父が遠くに向かって手を振る。視線の先に、背丈の高い、少し頬の痩せた男性。そして、彼の後ろにひっついていたのは、ふわふわと波打つ、黄色い髪の――――……。







「奏?」

 肩を叩かれ引き戻されると、立ち止まった私を心配げに見つめる猫の瞳。
ずっと、探していたのかもしれない。手を引く父を失い、空白に投げ出され、あの日の海辺を求めて幾星霜。


「……ありがとう、閃」
「は?」
「迎えに来てくれて」


いつか君に話そう、あの海辺のことを。たとえ覚えていても、いなくても。
ぽかんと呆ける閃に目を細め、再び歩みを進めた。続く青い空が、鮮やかな海のように広がっていた。


2021/9/3 完結

あとがき(すごくどうでもいい話しかないです)

終わりました。
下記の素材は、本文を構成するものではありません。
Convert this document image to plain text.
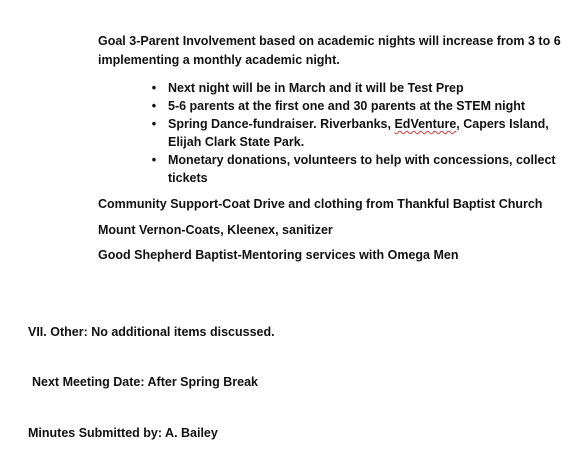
Goal 3-Parent Involvement based on academic nights will increase from 3 to 6
implementing a monthly academic night.
• Next night will be in March and it will be Test Prep
• 5-6 parents at the first one and 30 parents at the STEM night
• Spring Dance-fundraiser. Riverbanks, EdVenture, Capers Island, Elijah Clark State Park.
• Monetary donations, volunteers to help with concessions, collect tickets
Community Support-Coat Drive and clothing from Thankful Baptist Church
Mount Vernon-Coats, Kleenex, sanitizer
Good Shepherd Baptist-Mentoring services with Omega Men
VII. Other: No additional items discussed.
Next Meeting Date: After Spring Break
Minutes Submitted by: A. Bailey
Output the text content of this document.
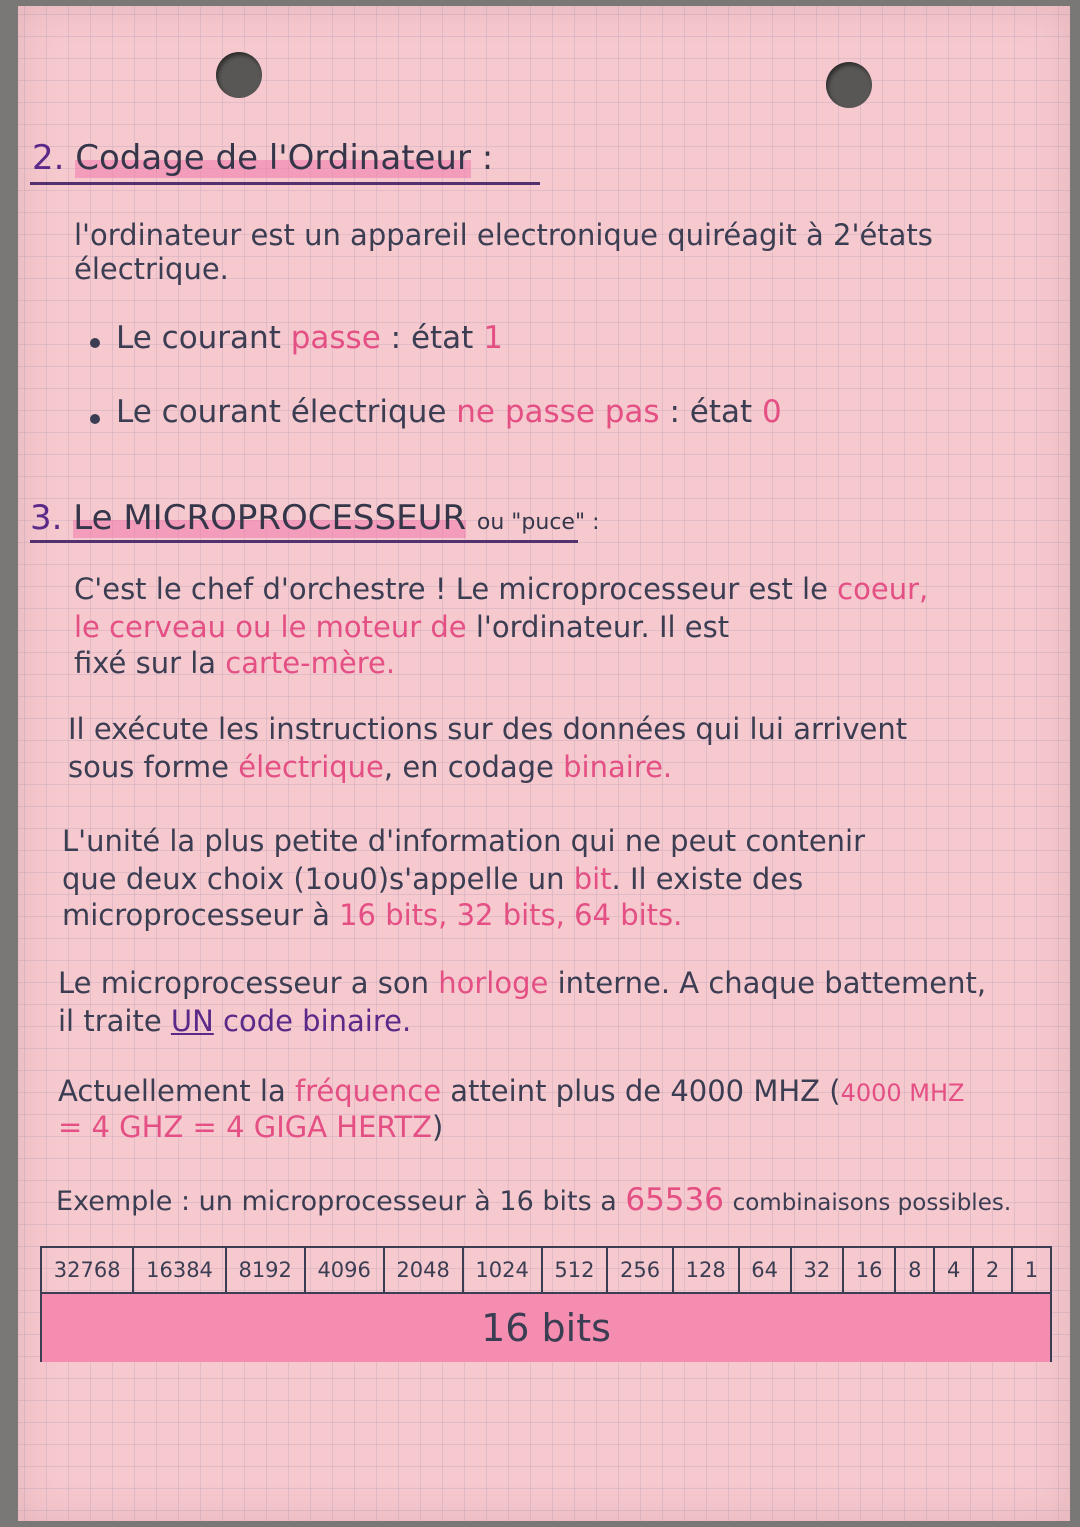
2. Codage de l'Ordinateur :
l'ordinateur est un appareil electronique quiréagit à 2'états
électrique.
Le courant passe : état 1
Le courant électrique ne passe pas : état 0
3. Le MICROPROCESSEUR ou "puce" :
C'est le chef d'orchestre ! Le microprocesseur est le coeur,
le cerveau ou le moteur de l'ordinateur. Il est
fixé sur la carte-mère.
Il exécute les instructions sur des données qui lui arrivent
sous forme électrique, en codage binaire.
L'unité la plus petite d'information qui ne peut contenir
que deux choix (1ou0)s'appelle un bit. Il existe des
microprocesseur à 16 bits, 32 bits, 64 bits.
Le microprocesseur a son horloge interne. A chaque battement,
il traite UN code binaire.
Actuellement la fréquence atteint plus de 4000 MHZ (4000 MHZ
= 4 GHZ = 4 GIGA HERTZ)
Exemple : un microprocesseur à 16 bits a 65536 combinaisons possibles.
32768	16384	8192	4096	2048	1024	512	256	128	64	32	16	8	4	2	1
16 bits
初話の更新を見ると2010年。およそ11年かかってしまいましたが、なんとか。
初めは主人公が異能者であるという設定はなく、そのつもりの展開で書き進めていました。それを途中で書き直したり、更に書き直したり……を重ねたので、通して読むと辻褄が合っていないかもしれません。申し訳ないです。
ともあれ、書きたい流れ、書きたい閃、書きたい情景は概ね書けたかなと思います。

今後の主人公が夜行でどう過ごすか、閃との関係にどういった変化があるのか、他の原作キャラとどのような絡みをするのか……等、一応頭の中に構想(妄想)はあるのですがとくにお話にするつもりはないです。
あんまりないと思いますが、拍手コメントなんかで質問いただければレスで答えようと思います。もうネタバレもなにもないので何でも答えます。話の矛盾にはお手柔らかにしていただけると嬉しい。

当長編の完結をもちまして、こちらのサイトの小説更新は停止します。頃合いを見てサイトも倉庫化します。(見てくれている人が居て嬉しいので、作品は残します)
僻地のサイトで繰り広げられる自己満足に目を向けてくださり、温かい言葉をくださって本当にありがとうございました。